The bombing was the second disaster in three days to subvert the agreement between Russia and the United States, which had called for a weeklong cease-fire, humanitarian aid deliveries, collaboration by the two powers on targeting militant extremists in Syria, and a buildup of trust to eventually resume peace talks.

On Saturday, an errant US airstrike that was supposed to target Islamic State militants in Syria instead killed 60 people that Syria’s government and its Russian allies identified as Syrian soldiers; both Syria and Russia suggested that the assault was deliberate, despite US apologies.

The United States has the ability to track warplanes and other aircraft in the region through radar and other sensors.

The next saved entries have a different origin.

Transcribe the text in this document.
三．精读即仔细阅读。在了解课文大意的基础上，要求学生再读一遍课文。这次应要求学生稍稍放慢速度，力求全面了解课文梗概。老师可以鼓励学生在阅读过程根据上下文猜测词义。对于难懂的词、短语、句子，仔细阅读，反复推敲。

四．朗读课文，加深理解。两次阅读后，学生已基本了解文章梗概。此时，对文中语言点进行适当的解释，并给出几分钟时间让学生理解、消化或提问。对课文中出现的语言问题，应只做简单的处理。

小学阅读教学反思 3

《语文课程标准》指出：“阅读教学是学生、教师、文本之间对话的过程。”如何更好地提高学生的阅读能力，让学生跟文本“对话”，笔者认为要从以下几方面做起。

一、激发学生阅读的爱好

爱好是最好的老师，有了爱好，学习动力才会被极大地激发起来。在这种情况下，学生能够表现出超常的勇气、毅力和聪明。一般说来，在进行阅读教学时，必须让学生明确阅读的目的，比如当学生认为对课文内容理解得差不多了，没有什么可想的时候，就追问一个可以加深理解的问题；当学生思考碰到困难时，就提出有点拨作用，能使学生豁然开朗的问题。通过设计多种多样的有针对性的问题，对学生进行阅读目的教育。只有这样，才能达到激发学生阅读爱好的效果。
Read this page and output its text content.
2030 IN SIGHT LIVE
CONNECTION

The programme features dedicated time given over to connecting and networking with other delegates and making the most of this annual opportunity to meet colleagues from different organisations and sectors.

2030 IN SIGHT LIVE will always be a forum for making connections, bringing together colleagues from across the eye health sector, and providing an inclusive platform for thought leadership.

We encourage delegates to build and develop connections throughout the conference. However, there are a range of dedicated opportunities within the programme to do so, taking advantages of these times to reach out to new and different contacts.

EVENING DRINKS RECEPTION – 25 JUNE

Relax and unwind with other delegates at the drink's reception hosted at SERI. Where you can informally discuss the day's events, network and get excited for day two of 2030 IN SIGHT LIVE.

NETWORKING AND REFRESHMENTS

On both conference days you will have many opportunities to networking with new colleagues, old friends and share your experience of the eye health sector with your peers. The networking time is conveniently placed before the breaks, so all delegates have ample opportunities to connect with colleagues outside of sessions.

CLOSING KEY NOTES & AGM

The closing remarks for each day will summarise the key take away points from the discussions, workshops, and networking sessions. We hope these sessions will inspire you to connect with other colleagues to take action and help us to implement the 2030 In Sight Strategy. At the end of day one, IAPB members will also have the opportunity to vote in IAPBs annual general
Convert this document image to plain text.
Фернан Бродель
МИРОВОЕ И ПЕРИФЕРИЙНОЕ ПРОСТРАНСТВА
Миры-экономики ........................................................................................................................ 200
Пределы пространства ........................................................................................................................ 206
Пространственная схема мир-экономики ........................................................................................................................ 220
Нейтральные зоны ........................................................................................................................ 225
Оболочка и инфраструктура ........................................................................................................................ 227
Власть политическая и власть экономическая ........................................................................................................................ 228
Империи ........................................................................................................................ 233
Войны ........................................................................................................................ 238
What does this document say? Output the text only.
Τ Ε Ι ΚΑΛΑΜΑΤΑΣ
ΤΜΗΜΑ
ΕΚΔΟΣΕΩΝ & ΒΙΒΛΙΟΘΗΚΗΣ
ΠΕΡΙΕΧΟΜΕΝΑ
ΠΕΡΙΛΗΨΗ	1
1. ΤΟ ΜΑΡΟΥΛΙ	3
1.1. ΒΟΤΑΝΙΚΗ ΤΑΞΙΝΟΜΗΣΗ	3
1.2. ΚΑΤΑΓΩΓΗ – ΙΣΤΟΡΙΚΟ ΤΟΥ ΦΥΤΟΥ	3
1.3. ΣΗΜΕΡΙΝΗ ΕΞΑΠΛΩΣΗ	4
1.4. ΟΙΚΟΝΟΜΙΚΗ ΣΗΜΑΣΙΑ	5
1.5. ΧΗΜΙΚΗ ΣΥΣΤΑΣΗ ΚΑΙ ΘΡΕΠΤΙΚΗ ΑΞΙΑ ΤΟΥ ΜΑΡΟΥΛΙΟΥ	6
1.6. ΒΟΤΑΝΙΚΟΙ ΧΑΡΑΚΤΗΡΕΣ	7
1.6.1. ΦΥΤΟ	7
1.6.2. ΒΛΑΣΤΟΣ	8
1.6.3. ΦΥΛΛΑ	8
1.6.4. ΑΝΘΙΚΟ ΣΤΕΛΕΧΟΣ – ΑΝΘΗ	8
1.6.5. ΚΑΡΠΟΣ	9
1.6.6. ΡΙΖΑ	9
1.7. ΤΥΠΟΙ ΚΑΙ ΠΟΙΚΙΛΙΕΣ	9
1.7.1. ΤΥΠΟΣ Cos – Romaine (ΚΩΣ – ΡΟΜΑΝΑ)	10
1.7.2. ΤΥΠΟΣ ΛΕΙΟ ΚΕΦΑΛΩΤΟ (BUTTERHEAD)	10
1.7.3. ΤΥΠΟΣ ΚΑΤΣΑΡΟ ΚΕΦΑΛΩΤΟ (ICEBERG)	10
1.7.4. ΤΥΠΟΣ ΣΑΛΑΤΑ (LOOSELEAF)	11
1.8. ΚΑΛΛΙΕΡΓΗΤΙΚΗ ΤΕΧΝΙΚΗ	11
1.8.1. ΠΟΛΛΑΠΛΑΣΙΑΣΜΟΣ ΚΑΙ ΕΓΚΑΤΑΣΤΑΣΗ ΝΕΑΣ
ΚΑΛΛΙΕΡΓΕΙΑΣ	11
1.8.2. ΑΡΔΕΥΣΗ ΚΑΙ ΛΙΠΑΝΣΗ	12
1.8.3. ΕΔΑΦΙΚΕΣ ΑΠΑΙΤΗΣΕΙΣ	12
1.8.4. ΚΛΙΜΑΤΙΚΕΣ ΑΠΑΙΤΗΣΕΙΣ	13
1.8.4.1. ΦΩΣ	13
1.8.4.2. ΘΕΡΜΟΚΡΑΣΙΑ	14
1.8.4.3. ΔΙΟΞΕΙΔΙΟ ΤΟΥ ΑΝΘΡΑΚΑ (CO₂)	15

The Pentagon has determined with “very high probability’’ that a Russian Su-24 attack plane was directly over the aid convoy less than a minute before the airstrike was reported, a senior US official said.

“We have a very good picture of the skies over Syria, as well where there’s activity,’’ the official said. “We know the plane in question was Russian, not Syrian, and was directly overhead.’’

US analysts are assessing photographs of the bomb damage that could be tied to the weapons the Su-24 carries. They are also checking for any intercepted communications from the Russian pilot to determine why the convoy was struck.

“We have no indication that anything other than Russian tactical aircraft were in the air at the time the convoy was struck, to include both strike and reconnaissance aircraft,’’ said another US official. “We have seen no indication that it was anything other than an airstrike.’’

The officials spoke on condition of anonymity because they were discussing classified intelligence information.

Colonel John J. Thomas, a spokesman for US Central Command, said at the Pentagon on Tuesday that warplanes of the US-led coalition that is fighting the Islamic State in Iraq and Syria had not carried out the attack.

The strike on the trucks, which were carrying critically needed food and medical supplies bound for rebel-held areas of Syria’s western Aleppo province, took place shortly after the Syrian military declared that it regarded the seven-day partial cease-fire as over.